Konflik daerah tangkap
Konflik perebutan fishing ground melibatkan nelayan lokal dengan nelayan andon dari Pasuruan. Konflik ini disebabkan oleh adanya kecemburuan
nelayan lokal terhadap nelayan andon yang produktivitas hasil tangkapannya lebih tinggi. Konflik mencapai puncaknya ketika terjadi pembakaran kapal nelayan
andon oleh nelayan lokal. Diberlakukannya kebijakan otonomi daerah juga diartikan oleh masyarakat nelayan secara sempit. Masyarakat lokal melarang
nelayan andon beroperasi di perairan Teluk Popoh karena mereka merasa memiliki hak atas sumberdaya yang ada di lingkungan Teluk Popoh. Dari segi
perkembangan sosial-ekonomi masyarakat nelayan setempat, peranan andon sebenarnya cukup signifikan karena nelayan andon memberikan kontribusi yang
lebih besar dibandingkan dengan nelayan lokal pada penerimaan daerah berupa retribusi, disamping peranan dalam mengintroduksi teknologi penangkapan ikan
dan etos kerja. Oleh karena itu kehadiran nelayan andon sangat penting baik bagi Pemerintah Daerah maupun bagi masyarakat lokal.

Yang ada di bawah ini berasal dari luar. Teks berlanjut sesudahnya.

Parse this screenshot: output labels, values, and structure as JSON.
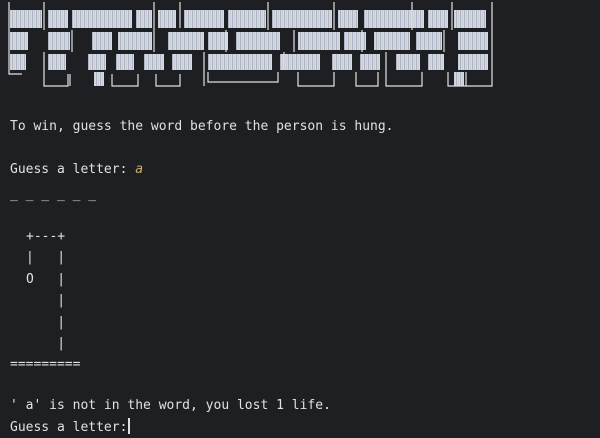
{
  "terminal": {
    "intro_text": "To win, guess the word before the person is hung.",
    "first_prompt": "Guess a letter: ",
    "first_input": "a",
    "word_blanks": "_ _ _ _ _ _",
    "gallows": {
      "lines": [
        "+---+",
        "|   |",
        "O   |",
        "    |",
        "    |",
        "    |"
      ],
      "base": "========="
    },
    "result_message": "' a' is not in the word, you lost 1 life.",
    "second_prompt": "Guess a letter:"
  },
  "colors": {
    "background": "#1e1f22",
    "text": "#dfe1e5",
    "input_text": "#c9b26b"
  }
}
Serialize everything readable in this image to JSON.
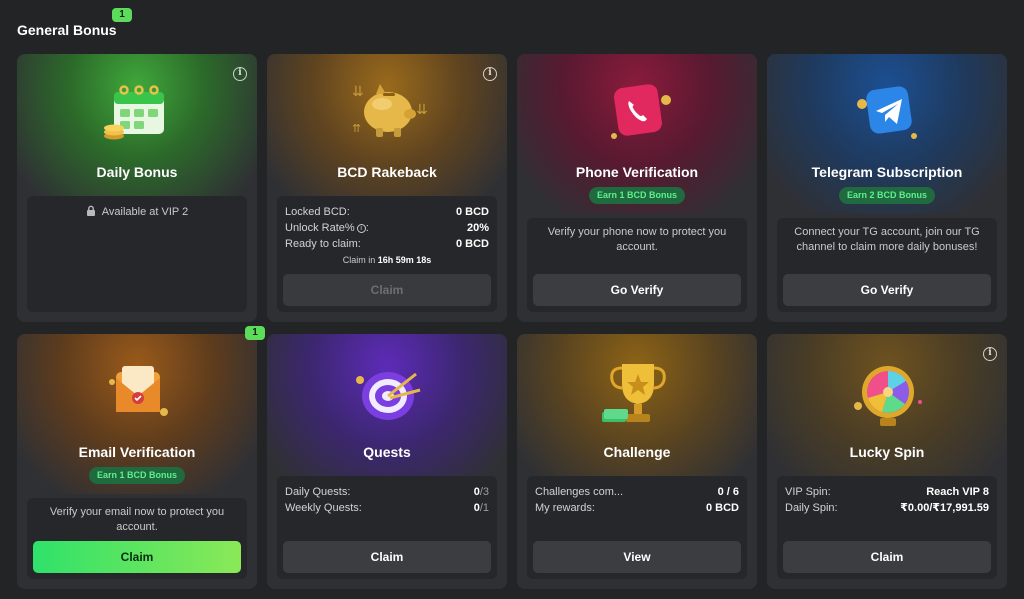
{
  "section": {
    "title": "General Bonus",
    "badge": "1"
  },
  "cards": [
    {
      "title": "Daily Bonus",
      "lock_text": "Available at VIP 2"
    },
    {
      "title": "BCD Rakeback",
      "rows": [
        {
          "label": "Locked BCD:",
          "value": "0 BCD"
        },
        {
          "label": "Unlock Rate%",
          "value": "20%"
        },
        {
          "label": "Ready to claim:",
          "value": "0 BCD"
        }
      ],
      "timer_prefix": "Claim in",
      "timer_value": "16h 59m 18s",
      "button": "Claim"
    },
    {
      "title": "Phone Verification",
      "pill": "Earn 1 BCD Bonus",
      "message": "Verify your phone now to protect you account.",
      "button": "Go Verify"
    },
    {
      "title": "Telegram Subscription",
      "pill": "Earn 2 BCD Bonus",
      "message": "Connect your TG account, join our TG channel to claim more daily bonuses!",
      "button": "Go Verify"
    },
    {
      "title": "Email Verification",
      "badge": "1",
      "pill": "Earn 1 BCD Bonus",
      "message": "Verify your email now to protect you account.",
      "button": "Claim"
    },
    {
      "title": "Quests",
      "rows": [
        {
          "label": "Daily Quests:",
          "value": "0",
          "value_dim": "/3"
        },
        {
          "label": "Weekly Quests:",
          "value": "0",
          "value_dim": "/1"
        }
      ],
      "button": "Claim"
    },
    {
      "title": "Challenge",
      "rows": [
        {
          "label": "Challenges com...",
          "value": "0 / 6"
        },
        {
          "label": "My rewards:",
          "value": "0 BCD"
        }
      ],
      "button": "View"
    },
    {
      "title": "Lucky Spin",
      "rows": [
        {
          "label": "VIP Spin:",
          "value": "Reach VIP 8"
        },
        {
          "label": "Daily Spin:",
          "value": "₹0.00/₹17,991.59"
        }
      ],
      "button": "Claim"
    }
  ],
  "colors": {
    "accent_green": "#5cdc5a",
    "daily_glow": "#3fa83a",
    "rakeback_glow": "#9a6a1c",
    "phone_glow": "#8a1b3c",
    "telegram_glow": "#1c4f92",
    "email_glow": "#9a5a1a",
    "quests_glow": "#5d2bb8",
    "challenge_glow": "#8d6316",
    "spin_glow": "#6e5220"
  }
}
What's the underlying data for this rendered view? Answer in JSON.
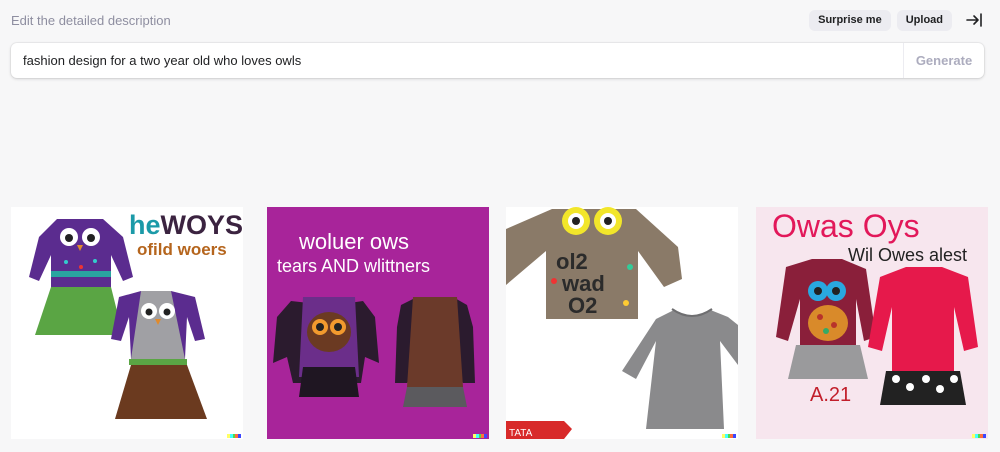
{
  "header": {
    "hint": "Edit the detailed description",
    "surprise_label": "Surprise me",
    "upload_label": "Upload"
  },
  "prompt": {
    "value": "fashion design for a two year old who loves owls",
    "generate_label": "Generate"
  },
  "images": [
    {
      "lines": [
        "heWOYS",
        "ofild woers"
      ],
      "colors": [
        "#1b9aa8",
        "#3b2340",
        "#b5651d"
      ]
    },
    {
      "lines": [
        "woluer ows",
        "tears AND wlittners"
      ],
      "colors": [
        "#ffffff"
      ]
    },
    {
      "lines": [
        "ol2",
        "wad",
        "O2",
        "TATA"
      ],
      "colors": [
        "#2b2b2b",
        "#ffffff"
      ]
    },
    {
      "lines": [
        "Owas Oys",
        "Wil Owes alest",
        "A.21"
      ],
      "colors": [
        "#e2185a",
        "#222222",
        "#c21f2b"
      ]
    }
  ],
  "signature_colors": [
    "#ffff66",
    "#42ffff",
    "#51da4c",
    "#ff6e3c",
    "#3c46ff"
  ]
}
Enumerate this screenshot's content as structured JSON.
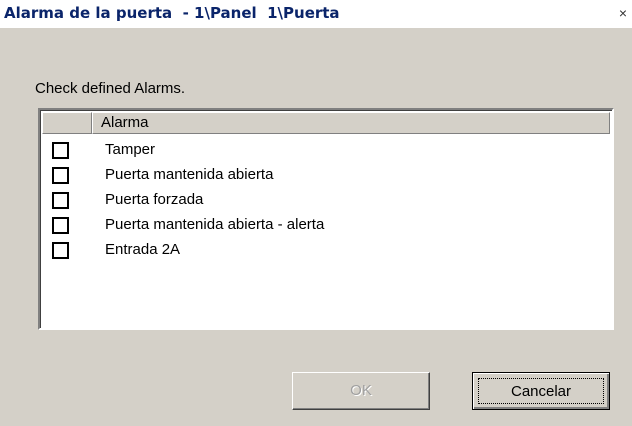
{
  "window": {
    "title": "Alarma de la puerta  - 1\\Panel  1\\Puerta",
    "close_glyph": "×"
  },
  "instruction": "Check defined Alarms.",
  "list": {
    "columns": [
      "",
      "Alarma"
    ],
    "items": [
      {
        "label": "Tamper",
        "checked": false
      },
      {
        "label": "Puerta mantenida abierta",
        "checked": false
      },
      {
        "label": "Puerta forzada",
        "checked": false
      },
      {
        "label": "Puerta mantenida abierta - alerta",
        "checked": false
      },
      {
        "label": "Entrada 2A",
        "checked": false
      }
    ]
  },
  "buttons": {
    "ok_label": "OK",
    "cancel_label": "Cancelar"
  }
}
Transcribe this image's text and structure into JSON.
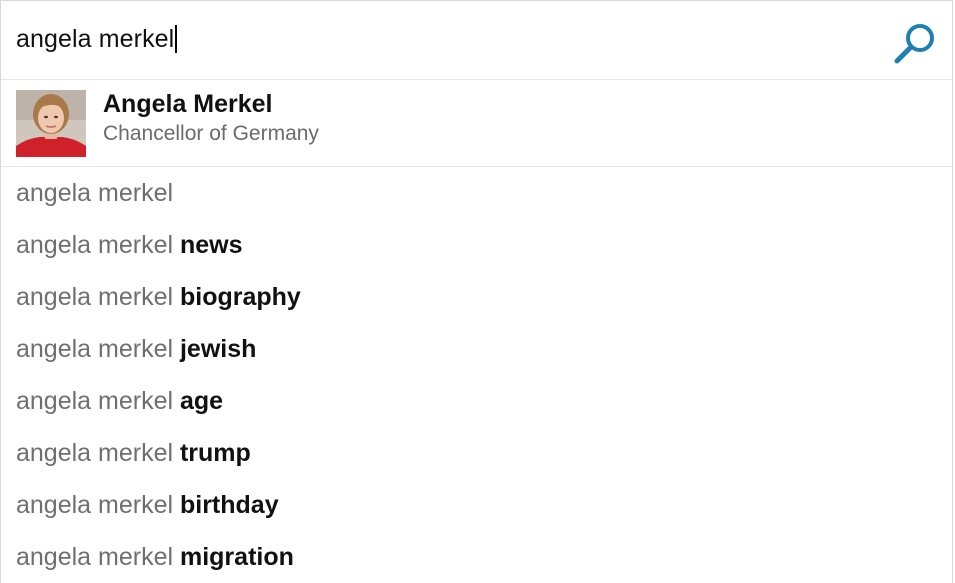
{
  "search": {
    "query": "angela merkel"
  },
  "entity": {
    "name": "Angela Merkel",
    "description": "Chancellor of Germany"
  },
  "suggestions": [
    {
      "prefix": "angela merkel",
      "completion": ""
    },
    {
      "prefix": "angela merkel ",
      "completion": "news"
    },
    {
      "prefix": "angela merkel ",
      "completion": "biography"
    },
    {
      "prefix": "angela merkel ",
      "completion": "jewish"
    },
    {
      "prefix": "angela merkel ",
      "completion": "age"
    },
    {
      "prefix": "angela merkel ",
      "completion": "trump"
    },
    {
      "prefix": "angela merkel ",
      "completion": "birthday"
    },
    {
      "prefix": "angela merkel ",
      "completion": "migration"
    }
  ],
  "colors": {
    "accent": "#1f7fb0",
    "suggestion_prefix": "#6f6f6f",
    "suggestion_completion": "#111111"
  },
  "icons": {
    "search": "search-icon"
  }
}
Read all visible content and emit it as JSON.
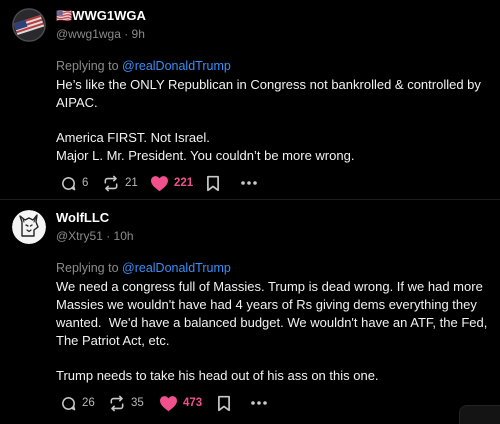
{
  "posts": [
    {
      "username": "🇺🇸WWG1WGA",
      "handle": "@wwg1wga",
      "time": "9h",
      "reply_prefix": "Replying to ",
      "reply_mention": "@realDonaldTrump",
      "paragraphs": [
        "He’s like the ONLY Republican in Congress not bankrolled & controlled by AIPAC.",
        "America FIRST. Not Israel.\nMajor L. Mr. President. You couldn’t be more wrong."
      ],
      "comments": "6",
      "reposts": "21",
      "likes": "221",
      "avatar_icon": "flag-avatar-icon"
    },
    {
      "username": "WolfLLC",
      "handle": "@Xtry51",
      "time": "10h",
      "reply_prefix": "Replying to ",
      "reply_mention": "@realDonaldTrump",
      "paragraphs": [
        "We need a congress full of Massies. Trump is dead wrong. If we had more Massies we wouldn't have had 4 years of Rs giving dems everything they wanted.  We'd have a balanced budget. We wouldn't have an ATF, the Fed, The Patriot Act, etc.",
        "Trump needs to take his head out of his ass on this one."
      ],
      "comments": "26",
      "reposts": "35",
      "likes": "473",
      "avatar_icon": "wolf-avatar-icon"
    }
  ],
  "separator": " · ",
  "icons": {
    "comment": "comment-icon",
    "repost": "repost-icon",
    "like": "heart-icon",
    "bookmark": "bookmark-icon",
    "more": "more-icon"
  },
  "colors": {
    "background": "#000000",
    "mention": "#3a8ef6",
    "muted": "#8b8b8b",
    "like": "#f0508c"
  }
}
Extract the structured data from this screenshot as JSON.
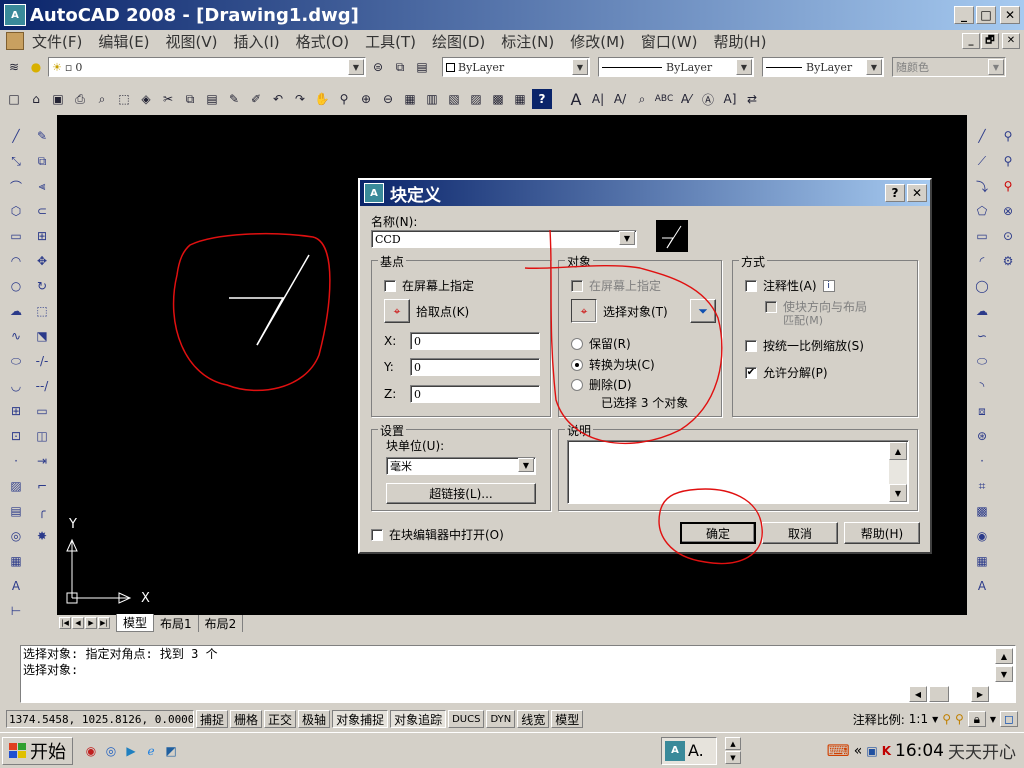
{
  "app": {
    "title": "AutoCAD 2008 - [Drawing1.dwg]",
    "window_controls": [
      "_",
      "□",
      "✕"
    ],
    "doc_controls": [
      "_",
      "🗗",
      "✕"
    ]
  },
  "menu": [
    "文件(F)",
    "编辑(E)",
    "视图(V)",
    "插入(I)",
    "格式(O)",
    "工具(T)",
    "绘图(D)",
    "标注(N)",
    "修改(M)",
    "窗口(W)",
    "帮助(H)"
  ],
  "layers_toolbar": {
    "layer_value": "0",
    "color_value": "ByLayer",
    "linetype_value": "ByLayer",
    "lineweight_value": "ByLayer",
    "plotstyle_value": "随颜色"
  },
  "layout_tabs": [
    "模型",
    "布局1",
    "布局2"
  ],
  "ucs": {
    "x_label": "X",
    "y_label": "Y"
  },
  "dialog": {
    "title": "块定义",
    "help_btn": "?",
    "close_btn": "✕",
    "name_label": "名称(N):",
    "name_value": "CCD",
    "base_point": {
      "label": "基点",
      "specify_on_screen": "在屏幕上指定",
      "pick_point": "拾取点(K)",
      "x_label": "X:",
      "x_value": "0",
      "y_label": "Y:",
      "y_value": "0",
      "z_label": "Z:",
      "z_value": "0"
    },
    "objects": {
      "label": "对象",
      "specify_on_screen": "在屏幕上指定",
      "select_objects": "选择对象(T)",
      "retain": "保留(R)",
      "convert": "转换为块(C)",
      "delete": "删除(D)",
      "selected_count": "已选择 3 个对象",
      "selected_option": "convert"
    },
    "behavior": {
      "label": "方式",
      "annotative": "注释性(A)",
      "match_orientation_1": "使块方向与布局",
      "match_orientation_2": "匹配(M)",
      "scale_uniformly": "按统一比例缩放(S)",
      "allow_exploding": "允许分解(P)",
      "allow_exploding_checked": true
    },
    "settings": {
      "label": "设置",
      "block_unit_label": "块单位(U):",
      "block_unit_value": "毫米",
      "hyperlink": "超链接(L)..."
    },
    "description": {
      "label": "说明"
    },
    "open_in_editor": "在块编辑器中打开(O)",
    "ok": "确定",
    "cancel": "取消",
    "help": "帮助(H)"
  },
  "command": {
    "line1": "选择对象: 指定对角点: 找到 3 个",
    "line2": "选择对象:"
  },
  "status": {
    "coords": "1374.5458, 1025.8126, 0.0000",
    "toggles": [
      "捕捉",
      "栅格",
      "正交",
      "极轴",
      "对象捕捉",
      "对象追踪",
      "DUCS",
      "DYN",
      "线宽",
      "模型"
    ],
    "toggles_on": [
      "对象捕捉",
      "对象追踪"
    ],
    "annotation_scale_label": "注释比例:",
    "annotation_scale_value": "1:1"
  },
  "taskbar": {
    "start": "开始",
    "task_button": "A.",
    "time": "16:04",
    "tray_text": "天天开心"
  },
  "colors": {
    "titlebar_start": "#0a246a",
    "titlebar_end": "#a6caf0",
    "canvas": "#000000",
    "annotation_red": "#e01010"
  }
}
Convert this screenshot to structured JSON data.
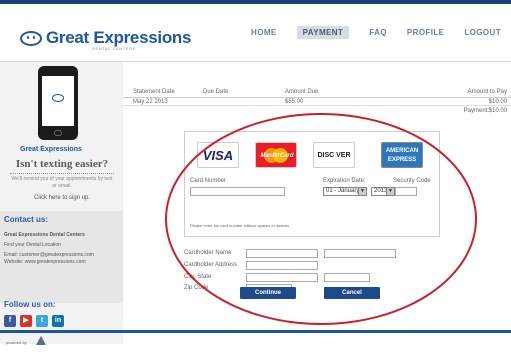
{
  "brand": {
    "name": "Great Expressions",
    "subtitle": "DENTAL CENTERS"
  },
  "nav": [
    "HOME",
    "PAYMENT",
    "FAQ",
    "PROFILE",
    "LOGOUT"
  ],
  "sidebar": {
    "logo": "Great Expressions",
    "heading": "Isn't texting easier?",
    "text": "We'll remind you of your appointments by text or email.",
    "signup": "Click here to sign up.",
    "contact_title": "Contact us:",
    "contact_name": "Great Expressions Dental Centers",
    "contact_line": "Find your Dental Location",
    "contact_email": "Email: customer@greatexpressions.com",
    "contact_web": "Website: www.greatexpressions.com",
    "follow": "Follow us on:"
  },
  "statement": {
    "headers": [
      "Statement Date",
      "Due Date",
      "Amount Due",
      "Amount to Pay"
    ],
    "row": {
      "date": "May 22 2013",
      "amount": "$55.00",
      "to_pay": "$10.00"
    },
    "payment_label": "Payment:",
    "payment_value": "$10.00"
  },
  "cards": {
    "visa": "VISA",
    "mastercard": "MasterCard",
    "discover": "DISC VER",
    "amex": "AMERICAN EXPRESS"
  },
  "form": {
    "card_number": "Card Number",
    "expiration": "Expiration Date:",
    "security": "Security Code",
    "month": "01 - January",
    "year": "2013",
    "hint": "Please enter the card number without spaces or dashes.",
    "holder_name": "Cardholder Name",
    "holder_address": "Cardholder Address",
    "city_state": "City, State",
    "zip": "Zip Code"
  },
  "buttons": {
    "continue": "Continue",
    "cancel": "Cancel"
  },
  "footer": {
    "powered": "powered by"
  },
  "colors": {
    "brand": "#1e56a0",
    "highlight": "#cc1f2a"
  }
}
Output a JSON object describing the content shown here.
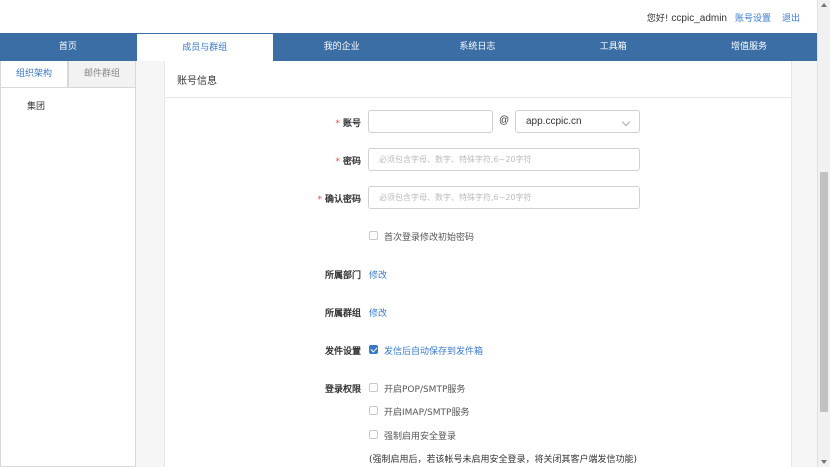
{
  "header": {
    "greeting": "您好! ",
    "username": "ccpic_admin",
    "account_settings": "账号设置",
    "logout": "退出"
  },
  "nav": {
    "items": [
      {
        "label": "首页",
        "active": false
      },
      {
        "label": "成员与群组",
        "active": true
      },
      {
        "label": "我的企业",
        "active": false
      },
      {
        "label": "系统日志",
        "active": false
      },
      {
        "label": "工具箱",
        "active": false
      },
      {
        "label": "增值服务",
        "active": false
      }
    ]
  },
  "sidebar": {
    "tabs": [
      {
        "label": "组织架构",
        "active": true
      },
      {
        "label": "邮件群组",
        "active": false
      }
    ],
    "tree": [
      "集团"
    ]
  },
  "panel": {
    "title": "账号信息",
    "account_label": "账号",
    "account_value": "",
    "at_symbol": "@",
    "domain_value": "app.ccpic.cn",
    "password_label": "密码",
    "password_placeholder": "必须包含字母、数字、特殊字符,6~20字符",
    "confirm_label": "确认密码",
    "confirm_placeholder": "必须包含字母、数字、特殊字符,6~20字符",
    "first_login_change": "首次登录修改初始密码",
    "dept_label": "所属部门",
    "dept_action": "修改",
    "group_label": "所属群组",
    "group_action": "修改",
    "send_label": "发件设置",
    "send_option": "发信后自动保存到发件箱",
    "login_label": "登录权限",
    "login_pop": "开启POP/SMTP服务",
    "login_imap": "开启IMAP/SMTP服务",
    "login_secure": "强制启用安全登录",
    "login_note": "(强制启用后，若该帐号未启用安全登录，将关闭其客户端发信功能)"
  },
  "colors": {
    "nav_bg": "#3a6ea5",
    "link": "#3a78c8",
    "required": "#e14a4a"
  }
}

Konflik penggunaan potasobat-obatan
Konflik penggunaan potasobat-obatan melibatkan masyarakat nelayan dengan pengelola tambak. Masyarakat nelayan menuduh pengelola tambak telah
menggunakan obat-obatan di tambaknya dan dibuang ke laut sehingga
115 menyebabkan populasi ikan di sekitar pantai menurun tajam. Puncak konflik
terjadi ketika masyarakat menjarah tambak-tambak yang berada di sekitar Teluk Popoh. Konflik penggunaan potasobat-obatan juga terjadi di Teluk Popoh,
melibatkan nelayan lokal dengan nelayan Blitar. Nelayan lokal menuduh nelayan Blitar menggunakan potas dalam operasi penangkapan ikan karang sehingga
membahayakan kelestarian sumberdaya ikan di perairan Teluk Popoh.